A processo per i presunti toccamenti al figlio

(Aggiornato alle 15.13) È un padre di 48 anni, cittadino kosovaro residente nel Luganese, l’uomo alla sbarra in quanto accusato di ripetuti atti sessuali con uno dei suoi figli fra il 2018 e il 2020, oltre che per essere stato un genitore e un marito manesco.
Da un ventennio in assistenza a causa di gravi problemi fisici e mentali, l’uomo - parzialmente reo confesso - deve in particolare rispondere di almeno tre episodi di molestie nei confronti di uno dei suoi figli, allora minore di 16 anni, nel salotto di casa. L’avrebbe costretto a guardarlo praticarsi atti di autoerotismo e, in un’occasione, avrebbe masturbato il figlio (circostanza negata dall’imputato: «giuro su Dio che non è vero»). In due occasioni avrebbe inoltre chiesto al figlio di toccarlo, ma il ragazzo non lo ha assecondato.
È stato proprio il figlio a denunciare il padre a inizio 2021. Al proposito il 48.enne (che ha passato due giorni in cella e poi ha ricevuto il divieto di avvicinarsi alla famiglia per alcuni mesi) ha detto oggi in aula: «Ha fatto bene, sono d’accordo. L’ha fatto per proteggere tutti quanti». Ma ha anche sostenuto che si sia trattato di una vendetta della famiglia per farlo allontanare dalla Svizzera: «Per questo ha detto che l’ho toccato quando non è vero».
«Non so se riuscirò a vivere con questi ricordi», ha detto il figlio agli inquirenti.
«È lapalissiano che non sia stato un bravo papà – ha esordito nella sua requisitoria la procuratrice pubblica Pamela Pedertti – e che sia venuto meno al sua dovere di educare i figli.
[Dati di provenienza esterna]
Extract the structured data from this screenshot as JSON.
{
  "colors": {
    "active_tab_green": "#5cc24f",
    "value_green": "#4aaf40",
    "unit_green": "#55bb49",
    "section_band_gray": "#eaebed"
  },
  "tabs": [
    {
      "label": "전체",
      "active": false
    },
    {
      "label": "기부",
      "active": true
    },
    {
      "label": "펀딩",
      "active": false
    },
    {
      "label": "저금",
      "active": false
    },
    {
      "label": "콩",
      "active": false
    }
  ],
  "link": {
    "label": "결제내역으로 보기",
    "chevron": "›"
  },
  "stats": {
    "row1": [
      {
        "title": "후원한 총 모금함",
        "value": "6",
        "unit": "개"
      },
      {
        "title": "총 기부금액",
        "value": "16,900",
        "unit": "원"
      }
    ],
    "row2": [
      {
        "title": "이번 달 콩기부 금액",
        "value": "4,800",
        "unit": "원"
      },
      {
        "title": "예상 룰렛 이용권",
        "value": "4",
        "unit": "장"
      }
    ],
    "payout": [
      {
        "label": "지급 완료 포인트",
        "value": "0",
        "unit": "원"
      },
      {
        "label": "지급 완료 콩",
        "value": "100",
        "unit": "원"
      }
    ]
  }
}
E adesso sono loro a pagarne le conseguenze». L’accusa ha usato espressioni come «padre-padrone» e «clima di terrore» per spiegare l’ambiente che si respirava in quella casa, rimarcando inoltre che «nessuno dei figli ha rincarato la dose» nell’accusare il genitore. La sua vittima inoltre è da ritenersi credibile per quanto raccontato e per le motivazioni per cui l’ha fatto: aveva iniziato a preoccuparsi che l’uomo potesse cominciare a toccarsi anche di fronte a una sorella più piccola. Pedretti ha quindi chiesto che l’imputato venga condannato a 35 mesi di carcere (9 da espiare) e che sia espulso per otto anni dalla Svizzera. Richieste a cui si è accodato il patrocinatore del figlio, l’avvocato Christopher Jackson: «Invece di fornirgli un’armatura per affrontare la vita, il padre gli ha strappato la veste dell’innocenza. Ancora oggi l’idea di rivederlo gli suscita attacchi di panico».
Dal canto suo l’avvocata Anna Grümann ha chiesto una massiccia riduzione di pena rispetto a quanto prospettato dall’accusa e il proscioglimento del suo assistito da tutte le accuse, salvo quelle di essersi toccato in tre occasioni davanti al figlio. Toccamenti ammessi dall’uomo. «Essere un cattivo genitore non è un reato penale», ha affermato l’avvocata. E quindi il fatto che «in quella casa mancava tutto: struttura, confini, amore» non è rilevante per il procedimento. Grümann ha anche affermato che le dichiarazioni rese dal figlio non sono state lineari e costanti, perché inquinate dal tempo trascorso e dall’aver riferito quanto accadutogli a più persone nel corso del tempo. «Un esempio scolastico su come non raccogliere le testimonianze delle vittime», l’ha definito.
In effetti il giovane, dopo aver raccontato quanto accadutogli ai fratelli nell’autunno del 2020, l’ha ribadito a un educatore e a un ispettore di polizia. Poi per motivi non del tutto chiariti l’inchiesta si è apparentemente arenata per alcuni mesi prima di finire sul tavolo della procuratrice Pedretti. Nel frattempo il giovane era stato sentito da un altro educatore e da un altro ispettore ancora, e infine dalla pp. Quanto all’espulsione dell’uomo, Grümann ha invocato il caso di rigore, ricordando che per costante giurisprudenza già solo la precaria salute dell’imputata è motivo per permettergli di restare in Svizzera, dove risiede da quasi un quarto di secolo.